If you have an excellent rental history, take advantage of this method to get higher credit scores. However, take note that you have to ask your landlord to verify your on-time payments and companies, such as RentTrack.com or Rent.Reporters.com, to supply the information to the credit bureaus. Time Your Payments
 One effective way to increase your credit score is to pay your balances on time or if possible earlier than the due date. Lenders usually report to credit bureaus once a month. If you fail to pay them at the right time, it will reflect negatively on your credit files and will cause your credit score to go down consistently. Ask for a Little Grace

 There are times when you ended making a small slip up, and you weren’t able to pay your accounts on time. If you have a good payment history, you can ask a creditor to help you out and give you late-payment “waived.” This works best if you spot the delinquency early and contact them right away. 

You can try making a phone call and ask for a little grace while explaining your story behind what happened. Creditors are lenient if there’s a legitimate reason and if you can reason out measures you’ve done to avoid a repeated occurrence. Settle Up Collections, Charge-Offs, Judgments, and Liens

 When reviewing your credit report, check if you got credit card charge-offs, old collection items, and liens. If you’ve got any of those mentioned on your credit report, contact your creditors and collection agencies and settle the items one-at-a-time.

Medical Collections

FICO Score 9 has de-emphasized medical collections. This is based on their research which showed that unpaid medical accounts have a lesser credit risk than due non-medical accounts.

Considering the complexity of the medical system in the country, this change on the FICO score is quite sensible. Due to various factors, collections concerning medical bills have become pervasive. According to the Wall Street Journal, there are 64.3 million people who have medical collections on their credit reports.
 Paid Collections 

The latest version of FICO has disregarded collection situations that were paid off in full by the consumer. This is good news because not only does previously paid collections will cease to drag on your credit score, but it will also generate an incentive to pay off any that are still open. 

In other scoring models, paid collections don’t serve as much of a benefit. A person who owes a debt might be motivated to wait for years until a paid or unpaid collection is removed on their credit report. However, with FICO 9, paying off a collection will make it nonexistent as far as your credit score is concerned. Rent Payments 

A not so good rental history will be reported against you, such as unpaid balances or charges with property damage. But an excellent rental history used to not be reflected on your report even if you’ve been paying rental payments on time for years.

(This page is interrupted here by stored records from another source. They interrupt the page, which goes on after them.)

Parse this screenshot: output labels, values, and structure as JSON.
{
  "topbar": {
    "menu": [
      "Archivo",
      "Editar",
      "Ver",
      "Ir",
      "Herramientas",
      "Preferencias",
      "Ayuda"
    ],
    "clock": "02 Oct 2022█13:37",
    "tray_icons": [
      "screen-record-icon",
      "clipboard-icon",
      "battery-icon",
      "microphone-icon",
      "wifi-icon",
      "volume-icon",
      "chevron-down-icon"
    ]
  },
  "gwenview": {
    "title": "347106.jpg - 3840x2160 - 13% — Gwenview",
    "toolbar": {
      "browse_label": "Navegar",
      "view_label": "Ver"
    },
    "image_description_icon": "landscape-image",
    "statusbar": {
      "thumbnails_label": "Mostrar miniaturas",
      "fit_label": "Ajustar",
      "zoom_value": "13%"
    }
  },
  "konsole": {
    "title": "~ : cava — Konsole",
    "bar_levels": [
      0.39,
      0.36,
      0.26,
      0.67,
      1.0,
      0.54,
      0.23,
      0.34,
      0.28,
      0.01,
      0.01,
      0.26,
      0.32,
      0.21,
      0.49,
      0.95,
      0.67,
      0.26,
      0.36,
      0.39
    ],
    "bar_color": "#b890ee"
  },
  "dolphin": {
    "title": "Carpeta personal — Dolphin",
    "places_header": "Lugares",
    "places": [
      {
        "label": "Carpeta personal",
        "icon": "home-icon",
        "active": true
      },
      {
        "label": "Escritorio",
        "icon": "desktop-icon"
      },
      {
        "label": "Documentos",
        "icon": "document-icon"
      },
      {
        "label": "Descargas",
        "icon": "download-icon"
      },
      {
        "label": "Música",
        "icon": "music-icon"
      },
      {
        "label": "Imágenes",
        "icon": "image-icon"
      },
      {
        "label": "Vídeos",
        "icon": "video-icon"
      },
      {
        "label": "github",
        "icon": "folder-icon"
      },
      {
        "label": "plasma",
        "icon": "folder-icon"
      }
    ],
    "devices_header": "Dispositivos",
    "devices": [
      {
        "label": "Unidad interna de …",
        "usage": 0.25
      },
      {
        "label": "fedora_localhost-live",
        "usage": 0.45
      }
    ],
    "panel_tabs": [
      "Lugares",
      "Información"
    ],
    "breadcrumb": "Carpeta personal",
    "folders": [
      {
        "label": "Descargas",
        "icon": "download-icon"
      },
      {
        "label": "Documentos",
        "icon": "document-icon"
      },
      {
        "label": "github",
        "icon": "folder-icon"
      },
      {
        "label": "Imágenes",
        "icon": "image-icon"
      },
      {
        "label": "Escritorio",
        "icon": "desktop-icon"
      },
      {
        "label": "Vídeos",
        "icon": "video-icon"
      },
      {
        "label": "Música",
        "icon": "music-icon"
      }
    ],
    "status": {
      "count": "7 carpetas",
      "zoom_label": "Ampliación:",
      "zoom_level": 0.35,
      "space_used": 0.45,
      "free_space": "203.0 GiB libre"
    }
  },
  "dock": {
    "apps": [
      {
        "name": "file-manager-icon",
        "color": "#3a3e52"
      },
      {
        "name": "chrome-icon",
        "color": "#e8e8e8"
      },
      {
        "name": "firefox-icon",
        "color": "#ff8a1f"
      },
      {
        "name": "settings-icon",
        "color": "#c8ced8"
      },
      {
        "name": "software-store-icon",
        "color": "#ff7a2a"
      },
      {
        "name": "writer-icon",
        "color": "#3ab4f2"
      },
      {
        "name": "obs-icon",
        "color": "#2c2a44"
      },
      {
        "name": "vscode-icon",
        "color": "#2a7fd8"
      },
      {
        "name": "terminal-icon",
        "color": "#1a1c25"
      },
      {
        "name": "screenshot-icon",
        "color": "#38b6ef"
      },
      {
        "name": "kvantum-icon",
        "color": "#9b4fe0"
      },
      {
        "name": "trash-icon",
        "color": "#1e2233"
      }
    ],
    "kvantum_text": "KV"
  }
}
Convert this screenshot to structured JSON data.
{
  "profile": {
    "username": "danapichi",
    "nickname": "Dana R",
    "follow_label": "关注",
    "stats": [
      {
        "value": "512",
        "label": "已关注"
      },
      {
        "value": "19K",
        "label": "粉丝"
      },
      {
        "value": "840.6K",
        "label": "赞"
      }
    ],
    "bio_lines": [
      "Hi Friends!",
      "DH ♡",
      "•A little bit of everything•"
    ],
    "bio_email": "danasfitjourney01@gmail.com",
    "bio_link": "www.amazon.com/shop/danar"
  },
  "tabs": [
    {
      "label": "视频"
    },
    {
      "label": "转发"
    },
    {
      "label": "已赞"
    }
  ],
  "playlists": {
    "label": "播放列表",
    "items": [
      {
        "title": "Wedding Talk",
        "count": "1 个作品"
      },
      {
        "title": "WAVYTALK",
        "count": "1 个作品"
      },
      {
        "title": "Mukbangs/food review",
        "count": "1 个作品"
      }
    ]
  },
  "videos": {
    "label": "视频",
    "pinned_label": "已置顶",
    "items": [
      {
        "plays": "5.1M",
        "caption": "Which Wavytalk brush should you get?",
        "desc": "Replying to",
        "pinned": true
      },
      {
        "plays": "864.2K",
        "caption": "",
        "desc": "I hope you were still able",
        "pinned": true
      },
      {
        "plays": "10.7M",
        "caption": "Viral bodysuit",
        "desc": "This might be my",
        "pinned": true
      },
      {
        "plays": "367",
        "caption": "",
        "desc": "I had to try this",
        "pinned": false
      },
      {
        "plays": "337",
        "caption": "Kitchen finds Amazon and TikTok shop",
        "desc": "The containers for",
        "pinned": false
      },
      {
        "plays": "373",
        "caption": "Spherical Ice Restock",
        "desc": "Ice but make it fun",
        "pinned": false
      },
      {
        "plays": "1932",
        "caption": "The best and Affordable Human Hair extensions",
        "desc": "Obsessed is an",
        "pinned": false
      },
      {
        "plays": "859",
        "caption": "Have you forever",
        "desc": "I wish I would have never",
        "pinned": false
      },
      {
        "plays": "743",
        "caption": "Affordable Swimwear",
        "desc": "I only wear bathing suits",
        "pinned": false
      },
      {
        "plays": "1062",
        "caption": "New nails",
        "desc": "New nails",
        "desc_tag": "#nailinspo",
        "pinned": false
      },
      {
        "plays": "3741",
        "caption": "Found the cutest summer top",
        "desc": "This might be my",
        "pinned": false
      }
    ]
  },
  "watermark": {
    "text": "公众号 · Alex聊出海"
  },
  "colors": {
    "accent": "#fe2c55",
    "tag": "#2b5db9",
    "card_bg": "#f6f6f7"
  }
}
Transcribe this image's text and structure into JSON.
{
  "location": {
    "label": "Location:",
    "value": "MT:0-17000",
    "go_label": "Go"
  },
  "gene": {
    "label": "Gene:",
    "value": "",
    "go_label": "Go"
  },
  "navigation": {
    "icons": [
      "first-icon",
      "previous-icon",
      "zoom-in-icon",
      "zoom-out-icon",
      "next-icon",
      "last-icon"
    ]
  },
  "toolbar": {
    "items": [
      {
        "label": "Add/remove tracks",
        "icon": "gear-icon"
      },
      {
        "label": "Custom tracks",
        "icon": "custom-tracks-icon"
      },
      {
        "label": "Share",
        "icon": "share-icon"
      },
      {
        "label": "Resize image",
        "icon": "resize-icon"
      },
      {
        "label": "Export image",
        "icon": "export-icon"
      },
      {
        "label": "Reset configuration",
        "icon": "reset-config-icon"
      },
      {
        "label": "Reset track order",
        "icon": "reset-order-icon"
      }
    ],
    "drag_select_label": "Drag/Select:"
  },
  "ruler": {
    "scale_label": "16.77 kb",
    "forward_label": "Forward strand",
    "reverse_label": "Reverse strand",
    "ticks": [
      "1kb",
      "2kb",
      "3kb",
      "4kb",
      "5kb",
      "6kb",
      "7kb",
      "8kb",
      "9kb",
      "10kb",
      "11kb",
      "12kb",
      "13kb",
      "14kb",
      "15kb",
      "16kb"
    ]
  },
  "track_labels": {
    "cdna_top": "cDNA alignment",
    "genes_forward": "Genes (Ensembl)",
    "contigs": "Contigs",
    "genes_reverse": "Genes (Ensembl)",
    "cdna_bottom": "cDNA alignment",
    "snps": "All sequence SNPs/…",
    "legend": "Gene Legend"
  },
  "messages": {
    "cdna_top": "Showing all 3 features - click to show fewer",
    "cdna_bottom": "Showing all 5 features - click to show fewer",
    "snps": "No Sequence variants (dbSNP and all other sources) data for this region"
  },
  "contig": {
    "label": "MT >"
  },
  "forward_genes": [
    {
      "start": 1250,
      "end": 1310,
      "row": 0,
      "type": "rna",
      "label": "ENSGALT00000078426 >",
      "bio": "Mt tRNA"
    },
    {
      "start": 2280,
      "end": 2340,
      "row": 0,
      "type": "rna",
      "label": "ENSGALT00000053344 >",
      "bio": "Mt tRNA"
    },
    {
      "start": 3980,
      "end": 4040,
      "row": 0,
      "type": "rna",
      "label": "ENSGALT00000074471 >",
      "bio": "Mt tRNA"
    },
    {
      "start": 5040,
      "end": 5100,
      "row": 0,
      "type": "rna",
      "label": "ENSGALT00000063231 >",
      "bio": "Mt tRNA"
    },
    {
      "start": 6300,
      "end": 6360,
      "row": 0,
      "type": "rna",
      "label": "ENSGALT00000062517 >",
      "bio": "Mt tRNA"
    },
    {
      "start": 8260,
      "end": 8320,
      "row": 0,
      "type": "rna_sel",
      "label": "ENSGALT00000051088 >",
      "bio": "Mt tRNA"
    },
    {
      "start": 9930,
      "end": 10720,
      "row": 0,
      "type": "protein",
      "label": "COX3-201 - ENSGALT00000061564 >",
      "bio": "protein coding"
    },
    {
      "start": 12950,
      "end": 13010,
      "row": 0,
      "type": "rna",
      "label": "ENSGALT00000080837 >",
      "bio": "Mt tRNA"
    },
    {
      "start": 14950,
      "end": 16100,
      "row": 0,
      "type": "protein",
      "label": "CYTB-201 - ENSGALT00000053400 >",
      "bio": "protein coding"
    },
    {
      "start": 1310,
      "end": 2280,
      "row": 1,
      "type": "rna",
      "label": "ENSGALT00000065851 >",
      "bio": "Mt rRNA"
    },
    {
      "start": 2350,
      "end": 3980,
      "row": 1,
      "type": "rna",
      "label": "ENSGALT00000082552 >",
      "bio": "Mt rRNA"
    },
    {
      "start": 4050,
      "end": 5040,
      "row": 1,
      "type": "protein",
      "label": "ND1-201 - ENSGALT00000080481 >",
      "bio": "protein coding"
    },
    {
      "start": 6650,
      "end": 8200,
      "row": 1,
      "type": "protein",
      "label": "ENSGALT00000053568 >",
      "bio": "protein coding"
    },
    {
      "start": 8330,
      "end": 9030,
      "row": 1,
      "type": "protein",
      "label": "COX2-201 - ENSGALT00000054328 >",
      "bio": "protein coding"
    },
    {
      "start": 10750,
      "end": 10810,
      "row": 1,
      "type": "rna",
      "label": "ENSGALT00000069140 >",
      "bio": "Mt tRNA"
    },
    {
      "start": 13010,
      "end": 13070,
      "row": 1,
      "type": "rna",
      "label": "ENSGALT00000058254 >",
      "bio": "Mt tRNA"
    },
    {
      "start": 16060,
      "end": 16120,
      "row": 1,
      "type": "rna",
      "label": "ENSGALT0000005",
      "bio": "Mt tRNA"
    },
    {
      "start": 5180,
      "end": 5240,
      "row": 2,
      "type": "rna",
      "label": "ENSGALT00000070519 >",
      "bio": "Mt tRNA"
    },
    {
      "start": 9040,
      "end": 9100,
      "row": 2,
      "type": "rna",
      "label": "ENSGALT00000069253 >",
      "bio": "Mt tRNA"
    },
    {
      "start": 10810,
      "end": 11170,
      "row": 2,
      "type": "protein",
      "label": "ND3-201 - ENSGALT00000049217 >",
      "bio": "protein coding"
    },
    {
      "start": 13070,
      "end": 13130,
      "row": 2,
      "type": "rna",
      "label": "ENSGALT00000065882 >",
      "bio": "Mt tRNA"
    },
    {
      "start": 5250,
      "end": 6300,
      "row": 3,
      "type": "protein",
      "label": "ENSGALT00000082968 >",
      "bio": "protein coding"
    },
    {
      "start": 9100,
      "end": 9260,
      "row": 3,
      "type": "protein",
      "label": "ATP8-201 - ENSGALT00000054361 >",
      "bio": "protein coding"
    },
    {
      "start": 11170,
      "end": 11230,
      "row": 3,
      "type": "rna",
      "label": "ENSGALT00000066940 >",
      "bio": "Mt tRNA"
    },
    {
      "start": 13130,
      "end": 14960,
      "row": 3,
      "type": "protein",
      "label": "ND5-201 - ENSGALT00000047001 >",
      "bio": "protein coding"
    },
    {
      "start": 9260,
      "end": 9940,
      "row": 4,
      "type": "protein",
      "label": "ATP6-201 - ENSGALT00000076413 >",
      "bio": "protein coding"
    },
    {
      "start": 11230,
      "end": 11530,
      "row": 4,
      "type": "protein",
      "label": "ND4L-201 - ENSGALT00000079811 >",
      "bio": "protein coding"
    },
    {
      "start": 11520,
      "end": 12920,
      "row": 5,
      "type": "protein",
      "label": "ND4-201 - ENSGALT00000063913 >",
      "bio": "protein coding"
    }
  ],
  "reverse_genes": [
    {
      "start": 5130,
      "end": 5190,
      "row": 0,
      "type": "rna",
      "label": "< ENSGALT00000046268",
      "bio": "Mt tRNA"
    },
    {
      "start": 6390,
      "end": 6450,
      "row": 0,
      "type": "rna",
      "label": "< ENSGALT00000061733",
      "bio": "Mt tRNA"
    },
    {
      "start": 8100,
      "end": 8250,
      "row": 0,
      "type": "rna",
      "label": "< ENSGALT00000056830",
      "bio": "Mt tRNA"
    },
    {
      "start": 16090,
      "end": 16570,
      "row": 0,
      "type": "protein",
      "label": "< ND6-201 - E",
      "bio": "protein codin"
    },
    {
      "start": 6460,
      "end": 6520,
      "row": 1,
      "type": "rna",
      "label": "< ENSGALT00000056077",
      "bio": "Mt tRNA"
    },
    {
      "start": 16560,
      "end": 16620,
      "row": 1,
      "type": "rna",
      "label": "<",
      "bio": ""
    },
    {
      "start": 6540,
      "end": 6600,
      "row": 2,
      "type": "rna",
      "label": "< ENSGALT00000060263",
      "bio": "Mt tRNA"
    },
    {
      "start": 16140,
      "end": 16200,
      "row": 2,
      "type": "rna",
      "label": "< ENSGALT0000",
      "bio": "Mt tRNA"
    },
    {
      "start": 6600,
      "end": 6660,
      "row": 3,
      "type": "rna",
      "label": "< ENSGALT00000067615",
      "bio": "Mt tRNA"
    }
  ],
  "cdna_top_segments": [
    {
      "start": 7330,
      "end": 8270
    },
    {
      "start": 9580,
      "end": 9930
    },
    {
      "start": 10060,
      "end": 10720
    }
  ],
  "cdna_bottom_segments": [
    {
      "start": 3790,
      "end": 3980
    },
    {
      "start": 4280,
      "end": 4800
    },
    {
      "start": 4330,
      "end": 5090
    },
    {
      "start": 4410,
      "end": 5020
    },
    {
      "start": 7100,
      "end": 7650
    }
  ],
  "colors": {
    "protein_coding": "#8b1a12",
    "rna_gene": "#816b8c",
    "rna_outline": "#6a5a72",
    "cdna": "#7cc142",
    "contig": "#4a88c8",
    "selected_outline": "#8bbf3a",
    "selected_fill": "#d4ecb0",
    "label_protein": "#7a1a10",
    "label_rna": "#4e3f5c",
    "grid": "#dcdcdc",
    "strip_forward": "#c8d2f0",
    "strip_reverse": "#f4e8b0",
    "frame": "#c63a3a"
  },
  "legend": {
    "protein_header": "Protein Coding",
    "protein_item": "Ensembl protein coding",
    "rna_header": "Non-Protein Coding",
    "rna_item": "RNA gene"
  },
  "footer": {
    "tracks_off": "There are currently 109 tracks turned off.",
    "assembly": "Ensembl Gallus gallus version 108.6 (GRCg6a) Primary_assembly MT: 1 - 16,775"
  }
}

 With FICO score 9, rental history is now factored into your credit score when a landlord reports payments to one or all of the credit bureaus. This latest score version is especially helpful to those who have good rental histories or to those who have little credit. However, it’s a piece of bad news for those who don’t pay their rental fees on time. How to Check Your Credit Score FICO score is the credit system used in approximately 90% of US lending decisions. Since more people want to know the scores their banks are using, FICO scores are now directly available to consumers. You can find your FICO scores from RCC, Trans Union, and Experian by visiting myFICO.com.